Krysty walked across the chamber and knelt by Doc's side, holding his hand in hers.
"Doc?" she repeated.
He blinked and managed to sit up, with her arm around his shoulders. "I fear that I have been crying, my dear," he said, wiping at his red-rimmed eyes with trembling fingers. "Made the most awful ass of myself, I expect. But I dreamed, you see."
"It's all right, Doc," Ryan said. "We all got dreams some of the time. You don't have any dreams, then they can't come true."
"Not that sort of dream, Ryan, my dear fellow. Oh, my head is splitting. More of a nightmare. I was on a picnic with my dearest Emily and the two little babes. But there was..." He stopped suddenly and looked around the gateway.

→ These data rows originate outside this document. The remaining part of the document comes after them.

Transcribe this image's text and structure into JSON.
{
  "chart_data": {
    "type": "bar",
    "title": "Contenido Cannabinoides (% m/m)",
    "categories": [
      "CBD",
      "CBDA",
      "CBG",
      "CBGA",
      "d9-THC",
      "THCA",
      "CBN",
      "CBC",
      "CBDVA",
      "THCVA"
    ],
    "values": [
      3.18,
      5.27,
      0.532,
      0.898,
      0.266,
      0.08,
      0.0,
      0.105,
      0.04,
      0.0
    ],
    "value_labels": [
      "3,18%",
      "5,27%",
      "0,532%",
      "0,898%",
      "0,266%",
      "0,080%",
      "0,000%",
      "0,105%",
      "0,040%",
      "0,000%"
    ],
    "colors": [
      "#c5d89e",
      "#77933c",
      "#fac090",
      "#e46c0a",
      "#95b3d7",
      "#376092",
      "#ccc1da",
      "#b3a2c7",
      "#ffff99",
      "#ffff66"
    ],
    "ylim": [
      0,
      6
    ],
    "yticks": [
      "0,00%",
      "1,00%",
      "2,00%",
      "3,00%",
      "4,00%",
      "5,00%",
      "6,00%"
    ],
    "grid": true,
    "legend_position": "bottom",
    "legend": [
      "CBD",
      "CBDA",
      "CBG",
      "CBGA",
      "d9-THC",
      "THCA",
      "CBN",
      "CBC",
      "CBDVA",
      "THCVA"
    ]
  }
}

"What is it, Doc?" Krysty asked.
"Where is my... Where is Lori? Where has she gone, my own?.."
"Fire, Doc," Jak told him. "Fell and got burned. Nobody could've helped. No fucking chance."
The old man looked puzzled. "Then, she isdead. Ah, the dream contained the... Then, what year is this, my comrades? For a moment I thought I had ascended to Heaven."
"Hell, Doc," Rick said, pulling himself to his feet with the aid of a stout bamboo walking stick.
The old man clutched Krysty and began to sob again, shoulders quivering, the ragged noise of his crying the only sound in the total stillness.
Ryan bit his lip. If Doc was going to give up on them, then there would be a hard decision to make. He liked the old man very much, but the safety of the group came first.
He knew something of Doc's past and knew that his mind had improved since they'd plucked him from the living death of Mocsin and its hated sec boss, Cort Strasser. But it hadn't been the ville of Jordan Teague that had stripped a few notches from Doc's mental equipment. For that you had to go way, way back — more than a hundred years.